The average Toronto home sale price in March of this year was $688,181. To gain some perspective, that number is more than double the average sale price only 11 years ago; in 2005, the average was $335,907.
Look to last month in Vancouver and we jump to $815,000, making it the second-most unaffordable market in the world behind Hong Kong.
So, what’s a homebuyer to do? How do you work your way into such an insane market?
We’ve mentioned condos before; that market isn’t accelerating at nearly the same pace as semi-detached and detached houses. And we explored shipping container homes last month as an innovative, new alternative to buying a standard home.
Now there’s a new trend of buying small—very small.
Tiny houses are on the rise. These structures are under 200 or 300 square feet and are normally portable. They can range in style and functionality, from simple wooden A-frames used only in summer to fully insulated, year-round homes.
The trend is gaining so much traction that there are a number of shows just about this niche topic—Tiny House Hunters; Tiny House, Big Living; even Trapped in a Tiny House.
Fitting it all in
You’re likely wondering (as I was) how everything in a regular home fits into a tiny home. Essentially, tiny homes use smaller appliances and modified elements to cram everything in.
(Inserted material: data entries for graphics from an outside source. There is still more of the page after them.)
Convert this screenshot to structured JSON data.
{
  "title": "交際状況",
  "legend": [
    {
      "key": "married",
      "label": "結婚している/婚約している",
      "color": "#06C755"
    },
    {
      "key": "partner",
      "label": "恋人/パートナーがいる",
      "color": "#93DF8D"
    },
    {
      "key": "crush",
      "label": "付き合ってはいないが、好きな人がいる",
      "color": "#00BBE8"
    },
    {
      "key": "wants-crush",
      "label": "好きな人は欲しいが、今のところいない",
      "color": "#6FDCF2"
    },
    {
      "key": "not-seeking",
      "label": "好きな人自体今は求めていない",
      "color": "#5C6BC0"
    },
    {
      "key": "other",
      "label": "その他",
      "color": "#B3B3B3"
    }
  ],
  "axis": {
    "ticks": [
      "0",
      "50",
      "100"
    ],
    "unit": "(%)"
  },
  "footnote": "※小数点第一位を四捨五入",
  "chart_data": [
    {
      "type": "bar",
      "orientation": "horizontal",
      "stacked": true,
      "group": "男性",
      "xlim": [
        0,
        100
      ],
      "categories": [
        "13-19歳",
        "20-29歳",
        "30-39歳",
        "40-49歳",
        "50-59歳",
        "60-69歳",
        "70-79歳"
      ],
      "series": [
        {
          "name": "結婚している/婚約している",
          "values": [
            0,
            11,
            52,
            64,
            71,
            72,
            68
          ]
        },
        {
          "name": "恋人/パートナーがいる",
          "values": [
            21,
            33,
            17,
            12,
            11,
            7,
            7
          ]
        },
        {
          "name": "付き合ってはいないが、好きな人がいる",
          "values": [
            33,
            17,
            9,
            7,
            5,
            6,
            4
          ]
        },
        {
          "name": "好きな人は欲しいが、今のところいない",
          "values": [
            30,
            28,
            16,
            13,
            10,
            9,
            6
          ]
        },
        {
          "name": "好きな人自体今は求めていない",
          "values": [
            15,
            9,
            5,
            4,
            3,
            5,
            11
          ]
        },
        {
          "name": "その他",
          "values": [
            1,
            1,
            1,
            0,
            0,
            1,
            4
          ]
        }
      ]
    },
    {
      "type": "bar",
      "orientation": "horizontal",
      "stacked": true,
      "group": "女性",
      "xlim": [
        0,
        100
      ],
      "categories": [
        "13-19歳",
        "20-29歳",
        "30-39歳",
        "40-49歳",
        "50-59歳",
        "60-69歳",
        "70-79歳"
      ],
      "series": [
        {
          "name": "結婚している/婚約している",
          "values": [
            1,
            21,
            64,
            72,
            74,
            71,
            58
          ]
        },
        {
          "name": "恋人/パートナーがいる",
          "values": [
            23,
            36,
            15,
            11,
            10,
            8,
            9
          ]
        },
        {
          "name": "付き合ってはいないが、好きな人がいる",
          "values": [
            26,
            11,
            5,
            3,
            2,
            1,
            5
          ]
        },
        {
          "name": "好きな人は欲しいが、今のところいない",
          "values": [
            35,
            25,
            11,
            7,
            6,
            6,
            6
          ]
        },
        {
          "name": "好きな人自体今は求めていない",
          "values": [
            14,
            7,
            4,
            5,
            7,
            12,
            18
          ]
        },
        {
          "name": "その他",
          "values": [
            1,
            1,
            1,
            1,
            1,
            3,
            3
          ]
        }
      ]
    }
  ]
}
When deciding on a tiny home, a buyer has to be ready to sacrifice “normality” for “compact.” Many of the luxuries you’re used to in standard houses and condos aren’t available.
The bedroom, for example, is normally up a ladder or staircase, in an “attic” space above the main living area. The kitchen is comprised of an apartment-size (or smaller) sink, refrigerator, dishwasher, and even toilet.
Water is suddenly something you have to think about. Drinking water has to be collected from somewhere—one tiny house dweller mentions bringing in water by boat—and used in a unique way. Many take sunshowers, heated by the natural light of the sun, and boil all water used for cooking or drinking.
As for toilets, the not-so-nice answer is a compost toilet or even a sawdust toilet. Fully functioning toilets do exist, but they’re usually communal in tiny house neighbourhoods—a phenomenon that’s growing in size as tiny houses catch on.
Wait. Tiny house neighbourhoods?
On the west coast, where real estate prices are high and tiny houses are most popular, communities of these miniature homes have popped up. Many of these groups began as meetups to discuss common problems, and to meet others who wanted to live in tight quarters. Because permits are needed to “park” one of these tiny homes, areas with permits already established became more desirable—similar to a trailer park.
These communities provide solutions to common tiny house problems: communal toilets, running water, even electricity.
Part of living in one of these small homes is being encouraged to leave the house more often than not. In a community of like-minded individuals, the social atmosphere is readily available. (And if you don’t like your neighbours, you can always pick up and move!)
If real estate prices in urban areas don’t stabilize soon, we should only see growth in this tiny market. And with compact condos and other small housing mods on the rise, living efficiently could soon become the norm.